Também é muito atraente atirar com as metralhadoras russas RPK -74, e com o fuzil Kalashnikov, o AK-47. Os turistas podem ter essa experiência no stand que foi montado no “tour das armadilhas”. Cada bala custa um dólar. A metralhadora é uma máquina de fazer dinheiro. O primeiro corajoso turista aperta o gatilho e leva um susto com a rajada. Quando consegue tirar o dedo já foram embora, no mínimo, vinte dólares. Alguns têm mesmo muito dinheiro e pagam cinqüenta, cem dólares, para ficar atirando. Acham a guerra uma coisa muito feia, são todos pacifistas, mas que delícia atirar com aquelas armas . E o dono do stand assegura que elas devem ter matado muita gente. Emocionante.

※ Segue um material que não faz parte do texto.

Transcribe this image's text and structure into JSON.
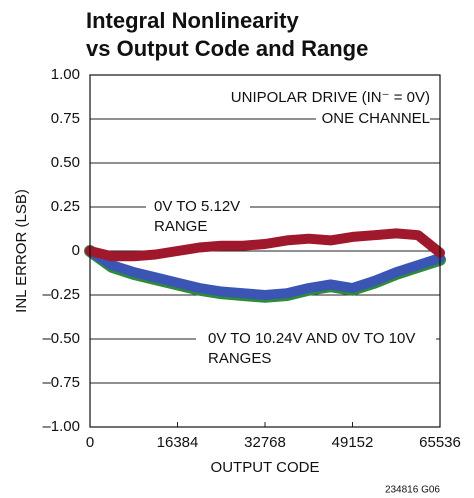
{
  "chart_data": {
    "type": "line",
    "title": [
      "Integral Nonlinearity",
      "vs Output Code and Range"
    ],
    "xlabel": "OUTPUT CODE",
    "ylabel": "INL ERROR (LSB)",
    "annotations": [
      "UNIPOLAR DRIVE (IN⁻ = 0V)",
      "ONE CHANNEL",
      "0V TO 5.12V",
      "RANGE",
      "0V TO 10.24V AND 0V TO 10V",
      "RANGES"
    ],
    "footnote": "234816 G06",
    "x": [
      0,
      4096,
      8192,
      12288,
      16384,
      20480,
      24576,
      28672,
      32768,
      36864,
      40960,
      45056,
      49152,
      53248,
      57344,
      61440,
      65536
    ],
    "series": [
      {
        "color": "#2e8b3a",
        "values": [
          0,
          -0.09,
          -0.13,
          -0.16,
          -0.19,
          -0.22,
          -0.24,
          -0.25,
          -0.26,
          -0.25,
          -0.22,
          -0.2,
          -0.22,
          -0.18,
          -0.13,
          -0.09,
          -0.05
        ]
      },
      {
        "color": "#3a55b4",
        "values": [
          0,
          -0.08,
          -0.12,
          -0.15,
          -0.18,
          -0.21,
          -0.23,
          -0.24,
          -0.25,
          -0.24,
          -0.21,
          -0.19,
          -0.21,
          -0.17,
          -0.12,
          -0.08,
          -0.04
        ]
      },
      {
        "color": "#a0182c",
        "values": [
          0,
          -0.03,
          -0.03,
          -0.02,
          0,
          0.02,
          0.03,
          0.03,
          0.04,
          0.06,
          0.07,
          0.06,
          0.08,
          0.09,
          0.1,
          0.09,
          -0.01
        ]
      }
    ],
    "xlim": [
      0,
      65536
    ],
    "xticks": [
      0,
      16384,
      32768,
      49152,
      65536
    ],
    "ylim": [
      -1,
      1
    ],
    "yticks": [
      {
        "value": -1,
        "label": "–1.00"
      },
      {
        "value": -0.75,
        "label": "–0.75"
      },
      {
        "value": -0.5,
        "label": "–0.50"
      },
      {
        "value": -0.25,
        "label": "–0.25"
      },
      0,
      0.25,
      {
        "value": 0.5,
        "label": "0.50"
      },
      0.75,
      {
        "value": 1,
        "label": "1.00"
      }
    ],
    "grid": true
  }
}
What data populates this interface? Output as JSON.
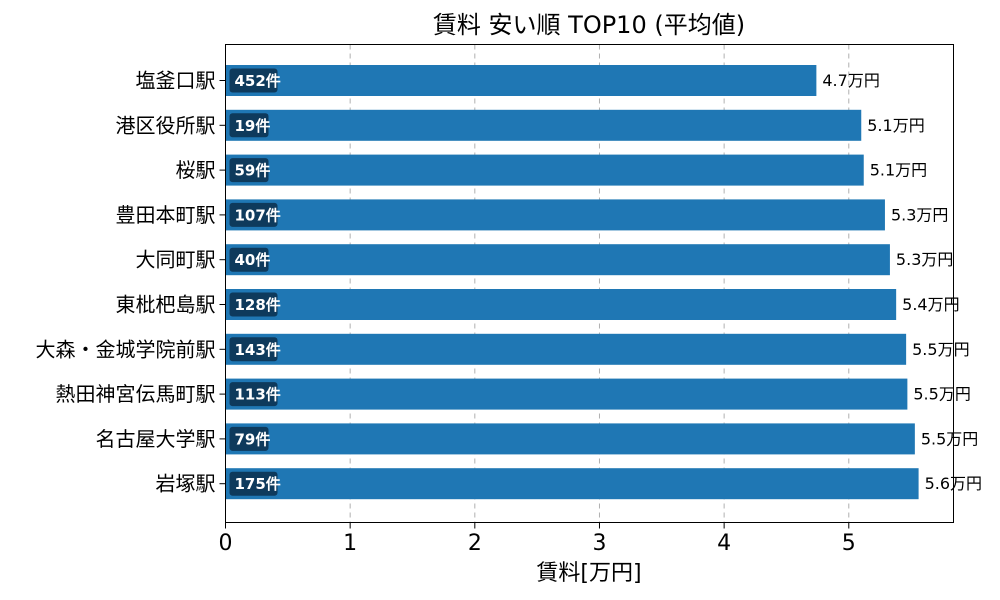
{
  "chart_data": {
    "type": "bar",
    "orientation": "horizontal",
    "title": "賃料 安い順 TOP10 (平均値)",
    "xlabel": "賃料[万円]",
    "ylabel": "",
    "xlim": [
      0,
      5.84
    ],
    "xticks": [
      0,
      1,
      2,
      3,
      4,
      5
    ],
    "grid": "vertical dashed",
    "bar_color": "#1f77b4",
    "badge_color": "#0e3a5c",
    "categories": [
      "塩釜口駅",
      "港区役所駅",
      "桜駅",
      "豊田本町駅",
      "大同町駅",
      "東枇杷島駅",
      "大森・金城学院前駅",
      "熱田神宮伝馬町駅",
      "名古屋大学駅",
      "岩塚駅"
    ],
    "values": [
      4.74,
      5.1,
      5.12,
      5.29,
      5.33,
      5.38,
      5.46,
      5.47,
      5.53,
      5.56
    ],
    "value_labels": [
      "4.7万円",
      "5.1万円",
      "5.1万円",
      "5.3万円",
      "5.3万円",
      "5.4万円",
      "5.5万円",
      "5.5万円",
      "5.5万円",
      "5.6万円"
    ],
    "counts": [
      "452件",
      "19件",
      "59件",
      "107件",
      "40件",
      "128件",
      "143件",
      "113件",
      "79件",
      "175件"
    ]
  }
}
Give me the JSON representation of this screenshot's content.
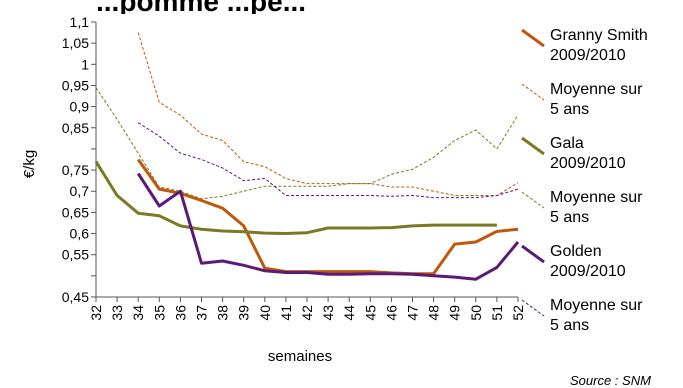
{
  "chart_data": {
    "type": "line",
    "title": "...pomme ...pe...",
    "xlabel": "semaines",
    "ylabel": "€/kg",
    "x": [
      32,
      33,
      34,
      35,
      36,
      37,
      38,
      39,
      40,
      41,
      42,
      43,
      44,
      45,
      46,
      47,
      48,
      49,
      50,
      51,
      52
    ],
    "y_ticks": [
      "1,1",
      "1,05",
      "1",
      "0,95",
      "0,9",
      "0,85",
      "0,75",
      "0,7",
      "0,65",
      "0,6",
      "0,55",
      "0,45"
    ],
    "ylim": [
      0.45,
      1.1
    ],
    "series": [
      {
        "name": "Granny Smith\n2009/2010",
        "style": "solid",
        "color": "#c0580b",
        "values": [
          null,
          null,
          0.775,
          0.705,
          0.695,
          0.678,
          0.66,
          0.618,
          0.518,
          0.51,
          0.51,
          0.51,
          0.51,
          0.51,
          0.507,
          0.505,
          0.505,
          0.575,
          0.58,
          0.605,
          0.61
        ]
      },
      {
        "name": "Moyenne sur\n5 ans",
        "style": "dashed",
        "color": "#c0580b",
        "values": [
          null,
          null,
          1.075,
          0.91,
          0.88,
          0.835,
          0.82,
          0.77,
          0.758,
          0.73,
          0.718,
          0.718,
          0.718,
          0.718,
          0.71,
          0.71,
          0.7,
          0.69,
          0.69,
          0.69,
          0.72
        ]
      },
      {
        "name": "Gala\n2009/2010",
        "style": "solid",
        "color": "#7a7a22",
        "values": [
          0.77,
          0.69,
          0.648,
          0.642,
          0.618,
          0.61,
          0.606,
          0.604,
          0.601,
          0.6,
          0.602,
          0.613,
          0.613,
          0.613,
          0.614,
          0.618,
          0.62,
          0.62,
          0.62,
          0.62,
          null
        ]
      },
      {
        "name": "Moyenne sur\n5 ans",
        "style": "dashed",
        "color": "#7a7a22",
        "values": [
          0.945,
          0.87,
          0.79,
          0.71,
          0.7,
          0.682,
          0.688,
          0.7,
          0.712,
          0.712,
          0.712,
          0.712,
          0.718,
          0.718,
          0.74,
          0.752,
          0.78,
          0.82,
          0.845,
          0.8,
          0.88
        ]
      },
      {
        "name": "Golden\n2009/2010",
        "style": "solid",
        "color": "#5c1a78",
        "values": [
          null,
          null,
          0.742,
          0.665,
          0.7,
          0.53,
          0.535,
          0.525,
          0.512,
          0.508,
          0.508,
          0.504,
          0.504,
          0.505,
          0.505,
          0.504,
          0.5,
          0.497,
          0.492,
          0.52,
          0.58
        ]
      },
      {
        "name": "Moyenne sur\n5 ans",
        "style": "dashed",
        "color": "#5c1a78",
        "values": [
          null,
          null,
          0.862,
          0.83,
          0.79,
          0.775,
          0.755,
          0.725,
          0.73,
          0.69,
          0.69,
          0.69,
          0.69,
          0.69,
          0.688,
          0.69,
          0.685,
          0.685,
          0.685,
          0.69,
          0.705
        ]
      }
    ],
    "grid": false,
    "legend_position": "right",
    "source": "Source : SNM"
  }
}
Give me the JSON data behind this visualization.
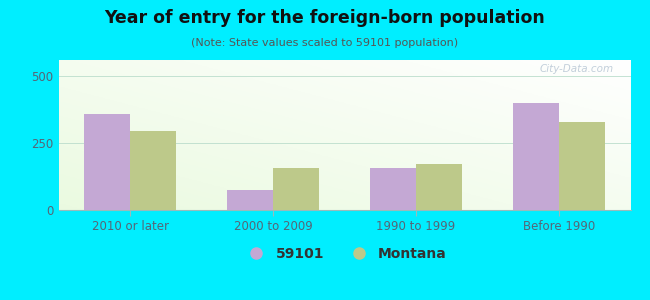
{
  "title": "Year of entry for the foreign-born population",
  "subtitle": "(Note: State values scaled to 59101 population)",
  "categories": [
    "2010 or later",
    "2000 to 2009",
    "1990 to 1999",
    "Before 1990"
  ],
  "values_59101": [
    360,
    75,
    155,
    400
  ],
  "values_montana": [
    295,
    155,
    170,
    330
  ],
  "color_59101": "#c4a8d4",
  "color_montana": "#bdc98a",
  "background_outer": "#00eeff",
  "background_plot_gradient_top": "#eefff0",
  "background_plot_gradient_bottom": "#d8f0d8",
  "ylim": [
    0,
    560
  ],
  "yticks": [
    0,
    250,
    500
  ],
  "bar_width": 0.32,
  "legend_label_59101": "59101",
  "legend_label_montana": "Montana",
  "watermark": "City-Data.com",
  "tick_color": "#556677",
  "title_color": "#111111",
  "subtitle_color": "#555555"
}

No Hotel Continental, em Saigon, depois de deixar a minha bagagem no quarto, resolvo implicar com alguma coisa e vou me queixar na recepção. “Mas o senhor está na suíte do escritor Graham Greene!” diz a moça. O que? Peço mil desculpas, volto correndo, satisfeito com a minha sorte. (Parece que para onde vou, ele sempre já passou por lá). No segundo andar, número 41, o grande romancista inglês começou a escrever O Americano Tranqüilo (The Quiet American). Só fiquei desapontado porque o hotel não tem mais a varanda onde os correspondentes de guerra ficavam enchendo a cara de uísque, ou de Dubonnet, a bebida francesa que lembra os tempos coloniais da Indochina. Planejava ficar horas sentado, bebendo, meu olhar na praça principal da cidade, nostalgicamente voltando ao passado da guerra em Saigon. Após a vitória do Vietnam do Norte os comunas mudaram o nome da cidade para Ho-Chi-Minh, em homenagem ao líder norte-vietnamita, mas todo mundo usa é Saigon mesmo.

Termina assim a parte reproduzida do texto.